Notre alimentation nous construit
Notre nourriture a façonné notre évolution et notre identité humaine tout au long de l’histoire ; elle permet :
• L’énergie avec les glucides – dans : céréales, légumineuses, pommes de terre, châtaignes… (qui sont des féculents) ; tous les fruits et légumes contiennent aussi des glucides.
• La construction et la réparation - grâce aux protéines - dans : poisson, viande, œuf, produits laitiers, céréales , légumes secs – Une consommation quotidienne régulière garantit un bon fonctionnement cellulaire.
• La communication et la cohésion avec les lipides : produits animaux, huiles et beurre, graines oélagineuses
Le Programme National Nutrition Santé a revu ses conseils avec davantage de céréales complètes, de légumineuses, moins de laitages, de sel, de sucre... et bien sûr, des aliments les moins transformés
possibles, avec des fruits et des légumes de saison : du moins et du meilleur.
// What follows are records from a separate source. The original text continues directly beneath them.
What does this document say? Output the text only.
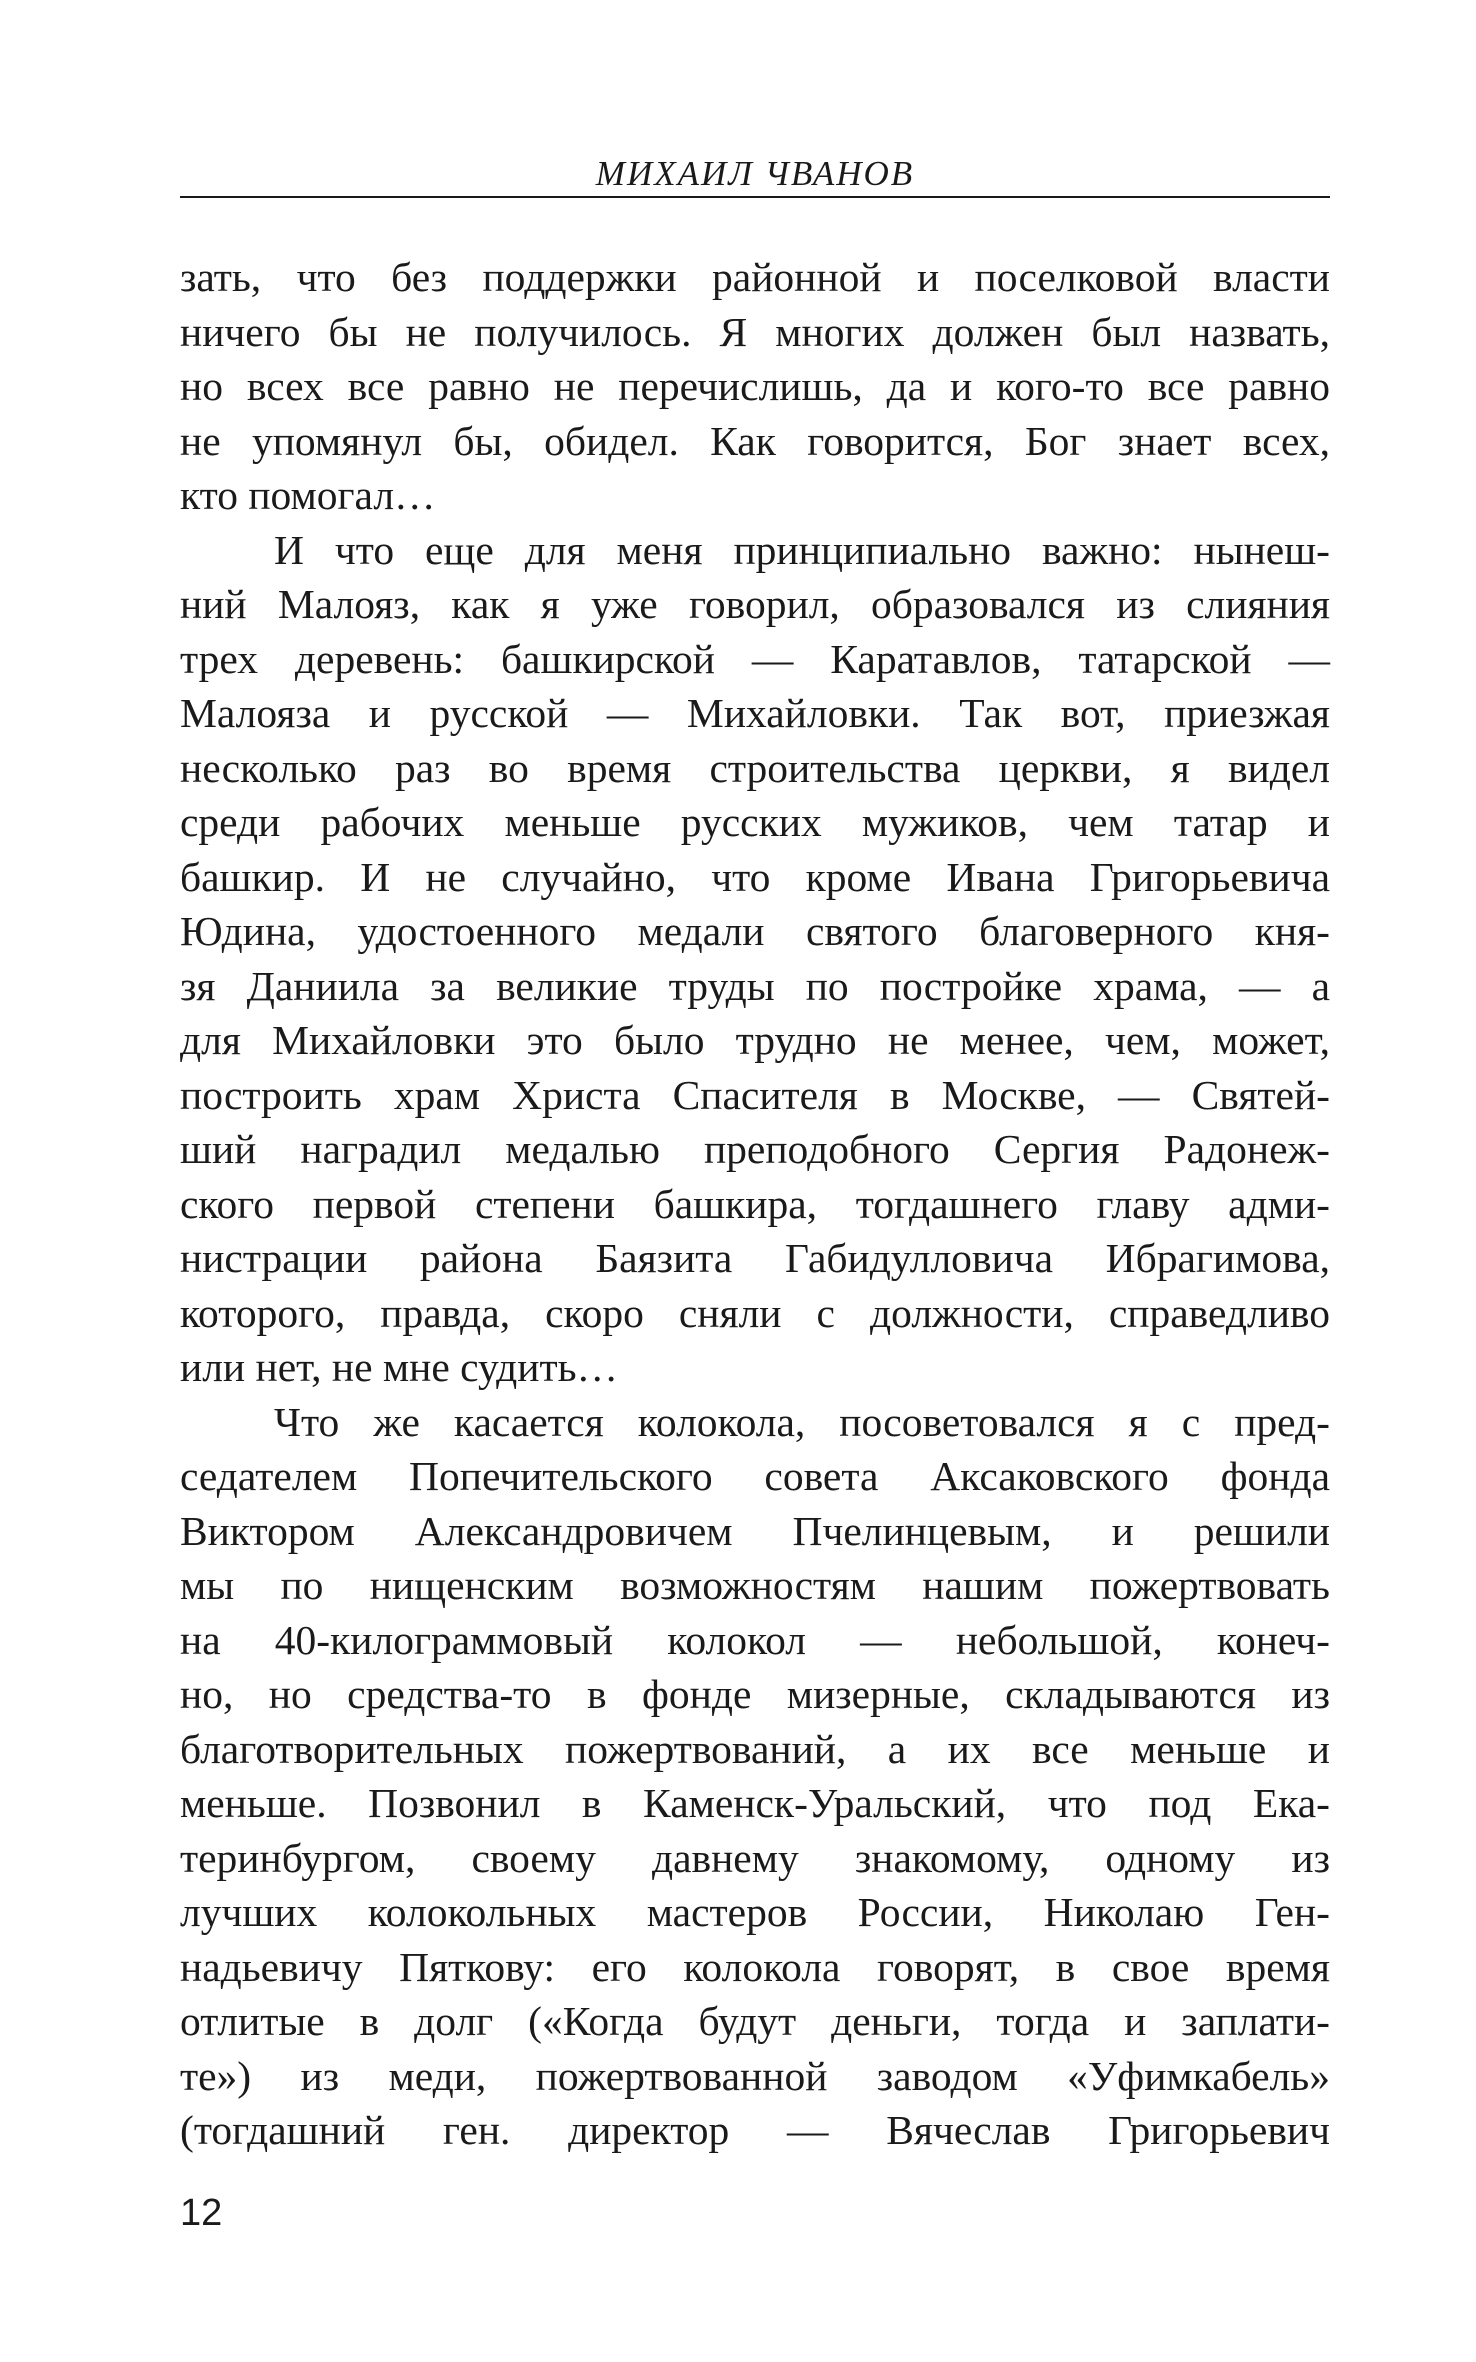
МИХАИЛ ЧВАНОВ

зать, что без поддержки районной и поселковой власти
ничего бы не получилось. Я многих должен был назвать,
но всех все равно не перечислишь, да и кого-то все равно
не упомянул бы, обидел. Как говорится, Бог знает всех,
кто помогал…

И что еще для меня принципиально важно: нынеш-
ний Малояз, как я уже говорил, образовался из слияния
трех деревень: башкирской — Каратавлов, татарской —
Малояза и русской — Михайловки. Так вот, приезжая
несколько раз во время строительства церкви, я видел
среди рабочих меньше русских мужиков, чем татар и
башкир. И не случайно, что кроме Ивана Григорьевича
Юдина, удостоенного медали святого благоверного кня-
зя Даниила за великие труды по постройке храма, — а
для Михайловки это было трудно не менее, чем, может,
построить храм Христа Спасителя в Москве, — Святей-
ший наградил медалью преподобного Сергия Радонеж-
ского первой степени башкира, тогдашнего главу адми-
нистрации района Баязита Габидулловича Ибрагимова,
которого, правда, скоро сняли с должности, справедливо
или нет, не мне судить…

Что же касается колокола, посоветовался я с пред-
седателем Попечительского совета Аксаковского фонда
Виктором Александровичем Пчелинцевым, и решили
мы по нищенским возможностям нашим пожертвовать
на 40-килограммовый колокол — небольшой, конеч-
но, но средства-то в фонде мизерные, складываются из
благотворительных пожертвований, а их все меньше и
меньше. Позвонил в Каменск-Уральский, что под Ека-
теринбургом, своему давнему знакомому, одному из
лучших колокольных мастеров России, Николаю Ген-
надьевичу Пяткову: его колокола говорят, в свое время
отлитые в долг («Когда будут деньги, тогда и заплати-
те») из меди, пожертвованной заводом «Уфимкабель»
(тогдашний ген. директор — Вячеслав Григорьевич

12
La façon dont le corps utilise ce que nous lui donnons dépend de la génétique, de l'âge, du sexe, du mode de vie et d'éventuels problèmes de santé. Des paramètres qui façonnent nos différences. Nous n'avons pas tous les mêmes "outils" que sont les enzymes ou les bactéries du microbiote. Ils transforment ce que nous mangeons pour les besoins de fonctionnement, de construction et de réparation de cette usine complexe et adaptable qu'est le corps humain, et pour les besoins énergivores du cerveau qui le pilote.
Connaitre certaines particularités individuelles permet d'adapter son assiette en ciblant ses propres besoins. Un "cocktail" de vitamines et de minéraux ne remplace pas la richesse de la nourriture. il peut même être inutile, voire contre indiqué si un dosage préalablement effectué n'en vérifie pas le besoin. Ce dosage permet de combler les carences au cas par cas.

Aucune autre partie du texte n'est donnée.